İnsana ait bir duygu...
Aynı zaman da çok da mübarek bir duygu...
Öyle olmasa...
“Allah korkusundan ağlayan Cehenneme girmez” denir miydi?...
Ve yine öyle olmasa, “Allah korkusundan ürperip tüyleri kalkanın ağaçtan yaprak dökülür gibi günahları dökülür” denmezdi...
***
“İnsan, sevdiğinden korkar, fakat korktuğunu sevemez” demişler...
İstisnası...
Allah korkusu...
İnsan Allah’tan korkar...
Zira...
Sever...
***
Korkunun mübarek tarafı ilahi olanı...
Beşeri korkular ise tam tersi...
İnsana dünyayı zindan eder...
O’nun için...
İyiliklerin en büyüklerinden birisi de “korku içinde yaşayan bir kimseyi emniyete kavuşturmaktır”
Bu arada korkuya ait çok yerinde bir tespiti de kayda geçelim...
Feylesoflar “etrafa korku salanın kendisi de korkuyordur” demişler...
Bunun altındaki espriyi de bir başka düşünür izah etmiş...
“Hakk'dan korkan, halktan korkmamalı, işini düzgün yapanın içi de düzgün olur”
***
Biz yine Korku’nun mübarek kısmına dönelim isterseniz...
“Hikmet ve ilmin başı Allah korkusudur” diyen Allah Rasulü’nün tarif ettiği korkuya...
Bunun dışındaki korku için söylenecek tek şey:
“Korkacağımız tek şeyin, korkunun kendisi” olduğu gerçeği.
Öyle ki...
Korku içinde yaşayan asla hür değildir.
Bu yüzden de zaten...
“Korkaklar hiçbir zaman zafer anıtları dikmemişlerdir”
***
Gelin bu bahsi W. Shakespeare’ın korkuya dair enfes tespitleriyle bitirelim...

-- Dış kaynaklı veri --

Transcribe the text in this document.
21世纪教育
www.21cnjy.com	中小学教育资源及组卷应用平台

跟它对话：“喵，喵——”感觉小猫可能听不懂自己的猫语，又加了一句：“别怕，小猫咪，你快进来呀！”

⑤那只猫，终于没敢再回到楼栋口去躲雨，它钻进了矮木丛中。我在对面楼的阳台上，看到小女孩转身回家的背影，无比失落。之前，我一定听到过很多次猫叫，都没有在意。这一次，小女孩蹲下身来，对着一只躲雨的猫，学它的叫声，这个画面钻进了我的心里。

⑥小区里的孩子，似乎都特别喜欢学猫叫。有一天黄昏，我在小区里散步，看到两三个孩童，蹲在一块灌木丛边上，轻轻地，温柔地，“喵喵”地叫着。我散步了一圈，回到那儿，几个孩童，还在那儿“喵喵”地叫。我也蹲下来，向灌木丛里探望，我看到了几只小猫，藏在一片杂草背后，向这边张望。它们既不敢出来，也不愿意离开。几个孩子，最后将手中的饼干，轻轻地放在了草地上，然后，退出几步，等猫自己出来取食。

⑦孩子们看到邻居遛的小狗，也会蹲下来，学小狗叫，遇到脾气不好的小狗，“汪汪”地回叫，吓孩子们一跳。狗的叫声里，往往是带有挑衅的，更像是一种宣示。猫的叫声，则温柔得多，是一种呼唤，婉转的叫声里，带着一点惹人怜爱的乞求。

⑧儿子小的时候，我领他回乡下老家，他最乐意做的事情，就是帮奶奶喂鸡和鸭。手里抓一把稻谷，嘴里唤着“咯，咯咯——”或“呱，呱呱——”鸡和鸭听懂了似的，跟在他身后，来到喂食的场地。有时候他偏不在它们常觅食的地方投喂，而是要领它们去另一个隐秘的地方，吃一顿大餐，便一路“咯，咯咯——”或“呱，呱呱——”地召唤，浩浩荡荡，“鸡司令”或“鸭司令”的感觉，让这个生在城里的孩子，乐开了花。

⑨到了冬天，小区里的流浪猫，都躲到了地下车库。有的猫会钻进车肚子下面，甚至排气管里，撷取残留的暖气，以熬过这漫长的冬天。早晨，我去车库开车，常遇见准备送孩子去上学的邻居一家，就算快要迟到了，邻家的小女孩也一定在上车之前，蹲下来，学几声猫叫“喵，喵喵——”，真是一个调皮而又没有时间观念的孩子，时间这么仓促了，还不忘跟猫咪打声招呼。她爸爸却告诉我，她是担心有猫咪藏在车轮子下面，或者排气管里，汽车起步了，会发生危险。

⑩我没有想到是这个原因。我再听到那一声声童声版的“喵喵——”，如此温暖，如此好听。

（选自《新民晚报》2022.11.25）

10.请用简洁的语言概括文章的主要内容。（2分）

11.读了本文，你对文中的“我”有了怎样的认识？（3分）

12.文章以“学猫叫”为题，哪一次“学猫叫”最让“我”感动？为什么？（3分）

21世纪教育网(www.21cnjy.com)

“ İnsanların çoğu kaybetmekten korktuğu için sevmekten korkuyor.
Sevilmekten korkuyor, kendisini sevilmeye layık görmediği için.
Düşünmekten korkuyor, sorumluluk getireceği için.
Konuşmaktan korkuyor, eleştirilmekten korktuğu için.
Duygularını ifade etmekten korkuyor, reddedilmekten korktuğu için.
Yaşlanmaktan korkuyor, gençliğin kıymetini bilmediği için.
Unutulmaktan korkuyor, dünyaya bir şey vermediği için.
Ve ölmekten korkuyor aslında yaşamayı bilmediği için.”